The curves for 2 LDPE in Figure 4 measured at 190 °C show the characteristic curve of the strain hardening for the elongation viscosity due to the polymer branches in the test material. Both materials have the same MFR of 4 g/10 min, so they cannot be differentiated using the MFR method. In the slope of the viscosity function, is a similar slope with only relatively minor differences. Elongation viscosity, however, differs significantly. Elongation viscosity of material 2 shows a much more flexible course of the elongation hardening with also higher values.
The analysis of the numbers now provides an even clearer picture than the graph. While there is no selectivity for the melt index, extensionviscosity shows a very clear difference of over 60% as aresult of the different branching, whereas the viscosity gives an evaluation in the reverse order. Shearviscosity correlates with average molecular weight, which, however, differs only slightly here.

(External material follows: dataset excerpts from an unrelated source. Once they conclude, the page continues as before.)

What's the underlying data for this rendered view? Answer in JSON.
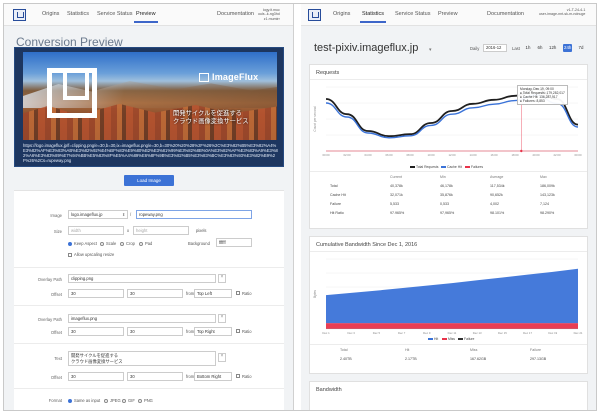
{
  "left": {
    "nav": {
      "items": [
        "Origins",
        "Statistics",
        "Service Status",
        "Preview"
      ],
      "active": "Preview",
      "documentation": "Documentation",
      "user_line1": "logy.it.muc",
      "user_line2": "ouls.-k-ng3hd",
      "user_line3": "z1.mumirr"
    },
    "title": "Conversion Preview",
    "preview": {
      "brand": "ImageFlux",
      "overlay_text": "開発サイクルを促進する\nクラウド画像変換サービス",
      "url": "https://logo.imageflux.jp/f=clipping.png/e=30,b=30,ix=imageflux.png/e=30,b=30%20%20%28%2F%26%2C%E3%82%B5%E3%82%A4%E3%82%AF%E3%83%AB%E3%82%92%E4%BF%83%E9%80%B2%E3%81%99%E3%82%8B%0A%E3%82%AF%E3%83%A9%E3%82%A6%E3%83%89%E7%94%BB%E5%83%8F%E5%A4%89%E6%8F%9B%E3%82%B5%E3%83%BC%E3%83%93%E3%82%B9%2F%26%2Cs=rupeway.png"
    },
    "load_button": "Load Image",
    "form": {
      "image_label": "Image",
      "image_domain": "logo.imageflux.jp",
      "image_path": "ropeway.png",
      "size_label": "Size",
      "width_placeholder": "width",
      "x": "x",
      "height_placeholder": "height",
      "pixels": "pixels",
      "modes": [
        "Keep Aspect",
        "Scale",
        "Crop",
        "Pad"
      ],
      "background_label": "Background",
      "background_value": "ffffff",
      "allow_upscaling": "Allow upscaling resize",
      "overlay1_label": "Overlay Path",
      "overlay1_path": "clipping.png",
      "offset_label": "Offset",
      "overlay1_offset_x": "30",
      "overlay1_offset_y": "30",
      "from_label": "from",
      "overlay1_from": "Top Left",
      "ratio": "Ratio",
      "overlay2_label": "Overlay Path",
      "overlay2_path": "imageflux.png",
      "overlay2_offset_x": "30",
      "overlay2_offset_y": "30",
      "overlay2_from": "Top Right",
      "text_label": "Text",
      "text_value": "開発サイクルを促進する\nクラウド画像変換サービス",
      "text_offset_x": "30",
      "text_offset_y": "30",
      "text_from": "Bottom Right",
      "format_label": "Format",
      "formats": [
        "Same as input",
        "JPEG",
        "GIF",
        "PNG"
      ]
    }
  },
  "right": {
    "nav": {
      "items": [
        "Origins",
        "Statistics",
        "Service Status",
        "Preview"
      ],
      "active": "Statistics",
      "documentation": "Documentation",
      "user_line1": "v1-T-24-4-1",
      "user_line2": "user-image-nnt-sk-m-ndnuge"
    },
    "title": "test-pixiv.imageflux.jp",
    "daily_label": "Daily",
    "daily_value": "2016-12",
    "last_label": "Last",
    "range_buttons": [
      "1h",
      "6h",
      "12h",
      "24h",
      "7d"
    ],
    "range_active": "24h",
    "requests": {
      "title": "Requests",
      "tooltip": "Monday, Dec 19, 09:00\n● Total Requests: 179,282,017\n● Cache Hit: 136,287,917\n● Failures: 8,853",
      "legend": [
        "Total Requests",
        "Cache Hit",
        "Failures"
      ],
      "table_headers": [
        "",
        "Current",
        "Min",
        "Average",
        "Max"
      ],
      "table_rows": [
        [
          "Total",
          "40,378k",
          "46,178k",
          "117,534k",
          "186,009k"
        ],
        [
          "Cache Hit",
          "32,071k",
          "35,876k",
          "90,652k",
          "143,123k"
        ],
        [
          "Failure",
          "5,533",
          "0,533",
          "4,002",
          "7,124"
        ],
        [
          "Hit Ratio",
          "97.965%",
          "97,965%",
          "98.101%",
          "98.290%"
        ]
      ]
    },
    "bandwidth_cumulative": {
      "title": "Cumulative Bandwidth Since Dec 1, 2016",
      "legend": [
        "Hit",
        "Miss",
        "Failure"
      ],
      "table_headers": [
        "Total",
        "Hit",
        "Miss",
        "Failure"
      ],
      "table_row": [
        "2.40TB",
        "2.17TB",
        "167.62GB",
        "297.13GB"
      ]
    },
    "bandwidth": {
      "title": "Bandwidth"
    }
  },
  "colors": {
    "accent": "#3c72d6",
    "total_series": "#1f1f1f",
    "cache_series": "#3b73d8",
    "failure_series": "#e8334a"
  },
  "chart_data": [
    {
      "type": "line",
      "title": "Requests",
      "ylabel": "Count per second",
      "x": [
        "00:00",
        "02:00",
        "04:00",
        "06:00",
        "08:00",
        "10:00",
        "12:00",
        "14:00",
        "16:00",
        "18:00",
        "20:00",
        "22:00",
        "00:00"
      ],
      "series": [
        {
          "name": "Total Requests",
          "values": [
            130,
            92,
            50,
            37,
            42,
            70,
            100,
            118,
            128,
            138,
            155,
            130,
            66
          ]
        },
        {
          "name": "Cache Hit",
          "values": [
            120,
            85,
            45,
            33,
            38,
            64,
            92,
            108,
            117,
            126,
            140,
            119,
            60
          ]
        },
        {
          "name": "Failures",
          "values": [
            0,
            0,
            0,
            0,
            0,
            0,
            0,
            0,
            0,
            0,
            0,
            0,
            0
          ]
        }
      ],
      "ylim": [
        0,
        160
      ],
      "legend": "bottom"
    },
    {
      "type": "area",
      "title": "Cumulative Bandwidth Since Dec 1, 2016",
      "ylabel": "Bytes",
      "x": [
        "Dec 1",
        "Dec 3",
        "Dec 5",
        "Dec 7",
        "Dec 9",
        "Dec 11",
        "Dec 13",
        "Dec 15",
        "Dec 17",
        "Dec 19",
        "Dec 21"
      ],
      "series": [
        {
          "name": "Hit",
          "values": [
            1.0,
            1.08,
            1.16,
            1.25,
            1.34,
            1.43,
            1.53,
            1.63,
            1.73,
            1.83,
            1.94
          ]
        },
        {
          "name": "Miss",
          "values": [
            0.2,
            0.2,
            0.2,
            0.2,
            0.2,
            0.2,
            0.2,
            0.2,
            0.2,
            0.2,
            0.2
          ]
        },
        {
          "name": "Failure",
          "values": [
            0.01,
            0.01,
            0.01,
            0.01,
            0.01,
            0.01,
            0.01,
            0.01,
            0.01,
            0.01,
            0.01
          ]
        }
      ],
      "ylim": [
        0,
        2.5
      ],
      "legend": "bottom"
    }
  ]
}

Material | LDPE1 | LDPE2 |
Melt Index [g/10 min] | 4 | 4 |
Difference [%] | - | 0 |
Shear Viscosity [Pas] at ŷ=1/s | 5611 | 5006 |
Difference [%] | - | -10.8 |
Elongation viscosity maximum [Pas] | 18600 | 30500 |
Difference [%] | - | +64 % |
Table 1: Comparison of the selectivity of melt index, viscosity and elongation viscosity for 2 LDPE
This example shows that a clear material differentiation with different molecular weight distribution or branching is possible via the elongation viscosity, which cannot be detected via the methods frequently used up to now, such as the determination of the melt index.

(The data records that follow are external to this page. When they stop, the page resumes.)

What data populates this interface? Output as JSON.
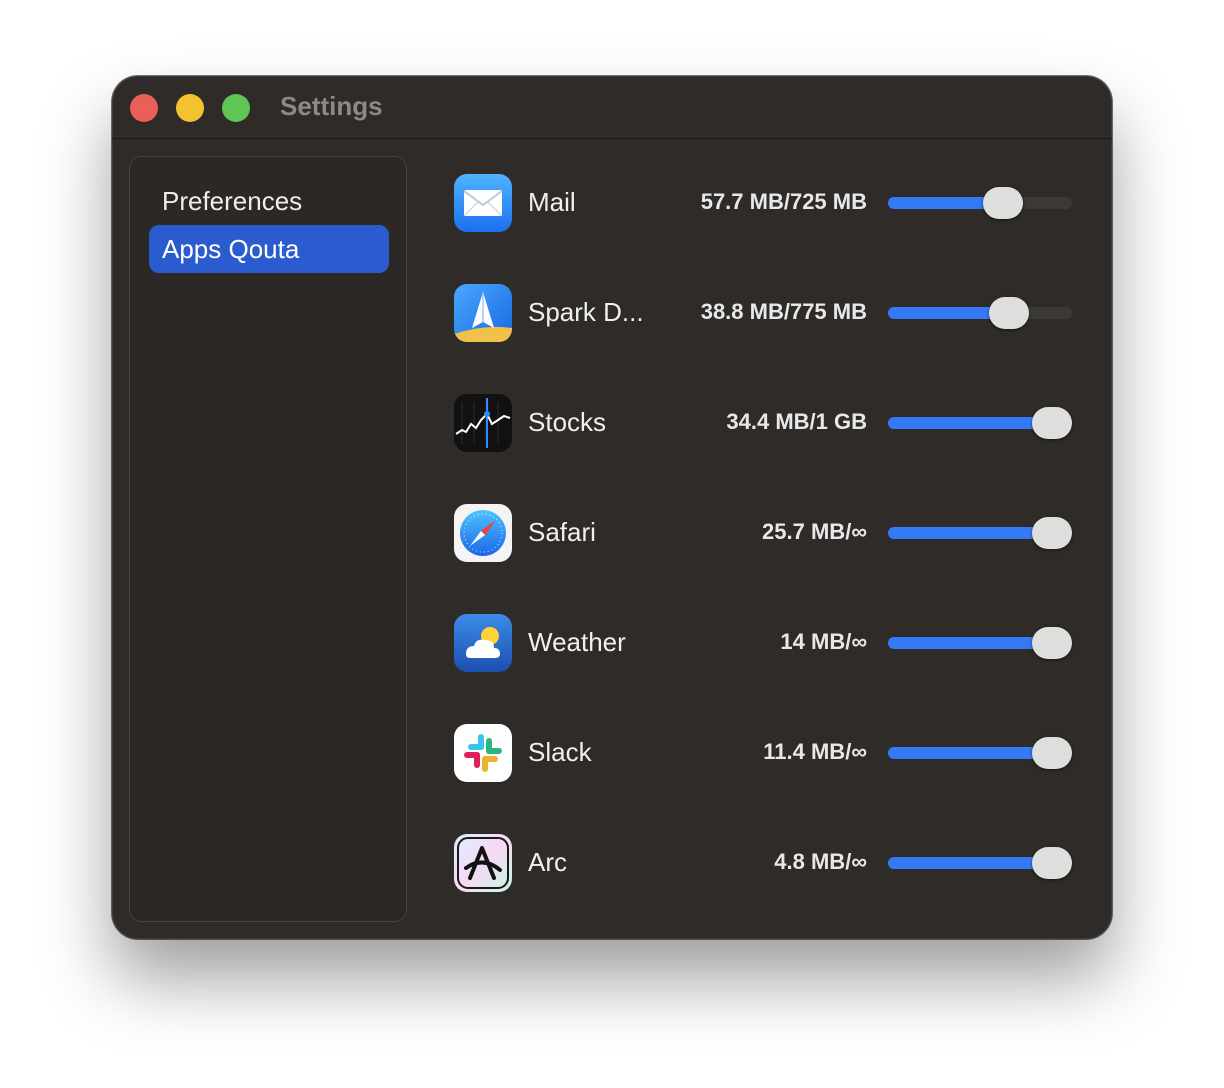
{
  "window": {
    "title": "Settings",
    "traffic_lights": {
      "close": "#ec5f57",
      "minimize": "#f4c22f",
      "zoom": "#5fc553"
    }
  },
  "sidebar": {
    "items": [
      {
        "label": "Preferences",
        "selected": false
      },
      {
        "label": "Apps Qouta",
        "selected": true
      }
    ]
  },
  "apps": [
    {
      "name": "Mail",
      "usage": "57.7 MB/725 MB",
      "icon": "mail-icon",
      "quota_level": 0.66
    },
    {
      "name": "Spark D...",
      "usage": "38.8 MB/775 MB",
      "icon": "spark-icon",
      "quota_level": 0.7
    },
    {
      "name": "Stocks",
      "usage": "34.4 MB/1 GB",
      "icon": "stocks-icon",
      "quota_level": 1.0
    },
    {
      "name": "Safari",
      "usage": "25.7 MB/∞",
      "icon": "safari-icon",
      "quota_level": 1.0
    },
    {
      "name": "Weather",
      "usage": "14 MB/∞",
      "icon": "weather-icon",
      "quota_level": 1.0
    },
    {
      "name": "Slack",
      "usage": "11.4 MB/∞",
      "icon": "slack-icon",
      "quota_level": 1.0
    },
    {
      "name": "Arc",
      "usage": "4.8 MB/∞",
      "icon": "arc-icon",
      "quota_level": 1.0
    }
  ],
  "colors": {
    "accent": "#3479f6",
    "selection": "#2a5ccf",
    "window_bg": "#2e2b28"
  }
}
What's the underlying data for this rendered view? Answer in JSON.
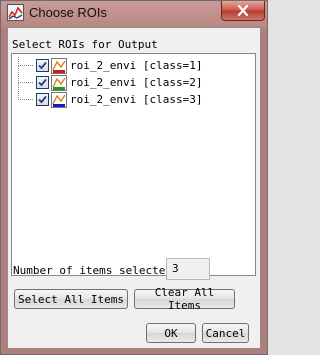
{
  "window": {
    "title": "Choose ROIs",
    "close_icon": "close-icon"
  },
  "list": {
    "label": "Select ROIs for Output",
    "items": [
      {
        "label": "roi_2_envi [class=1]",
        "checked": true,
        "color": "#cc1a1a"
      },
      {
        "label": "roi_2_envi [class=2]",
        "checked": true,
        "color": "#1a9a1a"
      },
      {
        "label": "roi_2_envi [class=3]",
        "checked": true,
        "color": "#1a1ac8"
      }
    ]
  },
  "count": {
    "label": "Number of items selected:",
    "value": "3"
  },
  "buttons": {
    "select_all": "Select All Items",
    "clear_all": "Clear All Items",
    "ok": "OK",
    "cancel": "Cancel"
  }
}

The determination of the elongation viscosity by using a GÖTTFERT Online Rheometer RTS via the zero-length die is a very effective option to increase the measuring range and the application of the Online Rheometer. A comparison test with a high-pressure capillary rheometer shows a very good correlation between the data obtained in the laboratory and the data obtained online. The extension in regard to the determination of the elongation viscosity function provides a high level of selectivity for different material structures such as branching and molecular weight distribution that cannot be achieved with a conventional measuring arrangement. The Add-on provides a determination of MVR / MFR, apparent and corrected viscosity and elongation viscosity in an alternating mode of operation, which is only possible with GÖTTFERT Online Rheometers.